Nein, Unhappybirthday wollen höher hinaus. Idealerweise Richtung Weltraum, zumal für viele Songs ihres fünften Albums Science-Fiction-Erzählungen aus der DDR als Inspiration dienten und sich das Instrumental "Eolomea" den Titel bei einem DEFA-Genrefilm aus dem Jahr 1972 borgt – vom jungen Rutkowski vermutlich noch an seinem Geburtsort Wismar inhaliert. Heraus kommt dabei so herrlich Abgehobenes wie der unruhige Groove-Karton "Überall", der sich sofort ins kosmische Zappelzentrum ohrwurmt – hinreißend, dass dazu ausgerechnet Andreas Dorau als zweite Stimme zum interplanetarischen Lounge-in lädt. Doch ein "Fred vom Jupiter" kann nun mal zum tiefenentspannten Downbeat-Abspacen nicht nein sagen.
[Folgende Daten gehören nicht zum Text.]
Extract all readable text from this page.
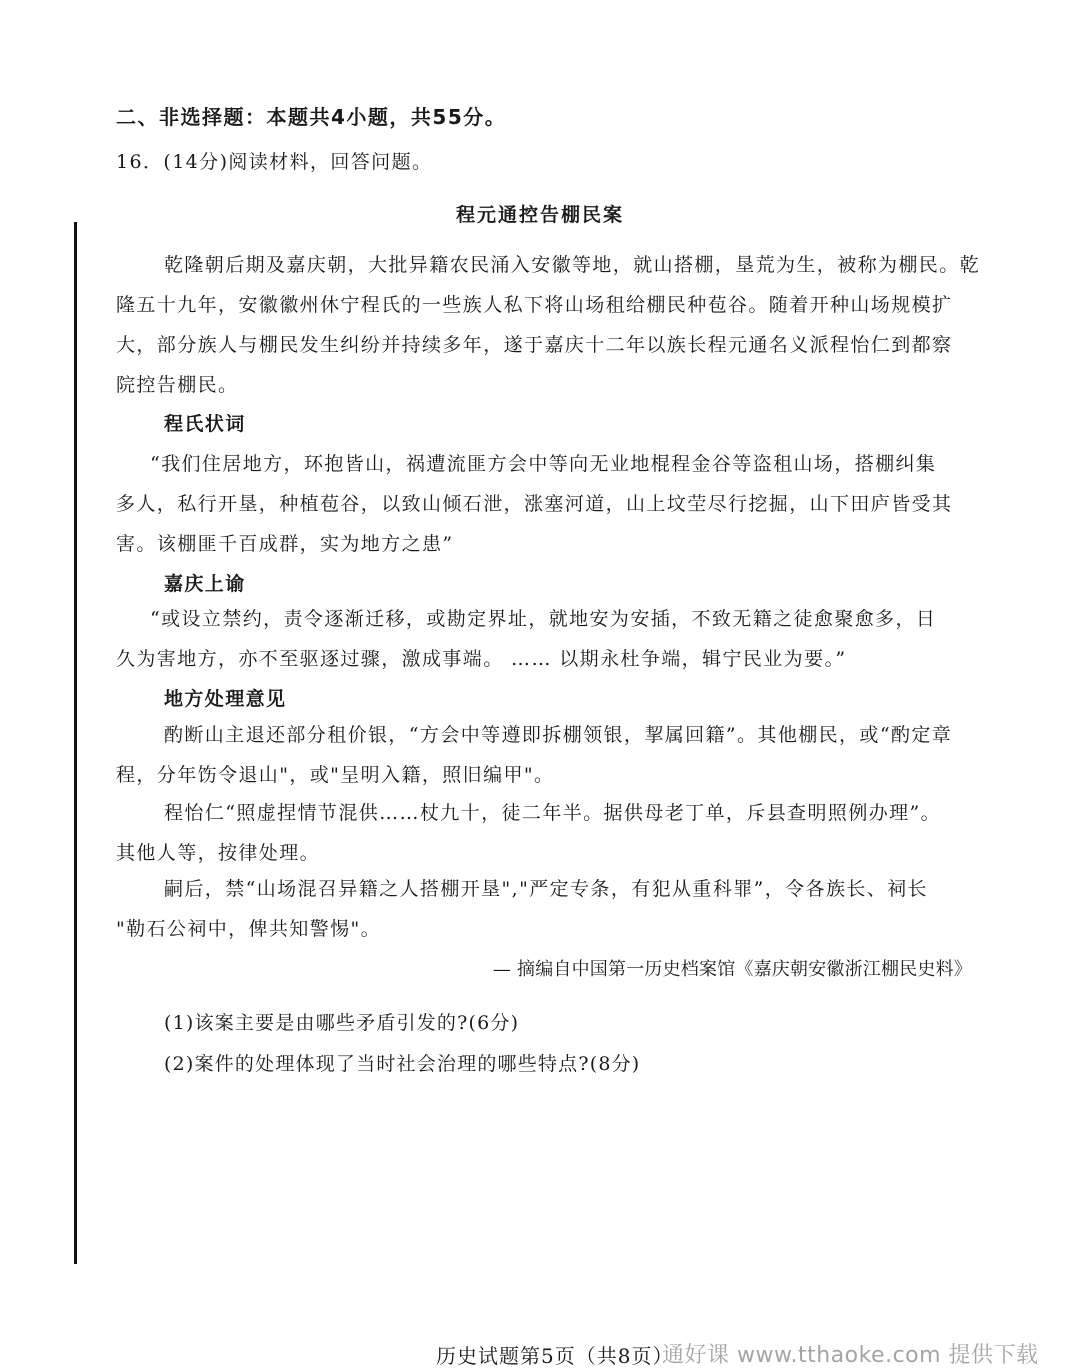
二、非选择题：本题共4小题，共55分。
16．(14分)阅读材料，回答问题。
程元通控告棚民案
乾隆朝后期及嘉庆朝，大批异籍农民涌入安徽等地，就山搭棚，垦荒为生，被称为棚民。乾
隆五十九年，安徽徽州休宁程氏的一些族人私下将山场租给棚民种苞谷。随着开种山场规模扩
大，部分族人与棚民发生纠纷并持续多年，遂于嘉庆十二年以族长程元通名义派程怡仁到都察
院控告棚民。
程氏状词
“我们住居地方，环抱皆山，祸遭流匪方会中等向无业地棍程金谷等盗租山场，搭棚纠集
多人，私行开垦，种植苞谷，以致山倾石泄，涨塞河道，山上坟茔尽行挖掘，山下田庐皆受其
害。该棚匪千百成群，实为地方之患”
嘉庆上谕
“或设立禁约，责令逐渐迁移，或勘定界址，就地安为安插，不致无籍之徒愈聚愈多，日
久为害地方，亦不至驱逐过骤，激成事端。 …… 以期永杜争端，辑宁民业为要。”
地方处理意见
酌断山主退还部分租价银，“方会中等遵即拆棚领银，挈属回籍”。其他棚民，或“酌定章
程，分年饬令退山"，或"呈明入籍，照旧编甲"。
程怡仁“照虚捏情节混供……杖九十，徒二年半。据供母老丁单，斥县查明照例办理”。
其他人等，按律处理。
嗣后，禁“山场混召异籍之人搭棚开垦","严定专条，有犯从重科罪”，令各族长、祠长
"勒石公祠中，俾共知警惕"。
— 摘编自中国第一历史档案馆《嘉庆朝安徽浙江棚民史料》
(1)该案主要是由哪些矛盾引发的?(6分)
(2)案件的处理体现了当时社会治理的哪些特点?(8分)
历史试题第5页（共8页）
通好课 www.tthaoke.com 提供下载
Zumindest im Geiste anwesend und auf "Stella loops" beinahe noch besser aufgehoben: die rätselhaften Schweizer Lo-Fi-Elektroniker Die Welttraumforscher, deren "Lass uns überlegen" Unhappybirthday angemessen entrückt interpretieren – mit Vocoder statt Autotune, versteht sich. Ein Robotermärchen.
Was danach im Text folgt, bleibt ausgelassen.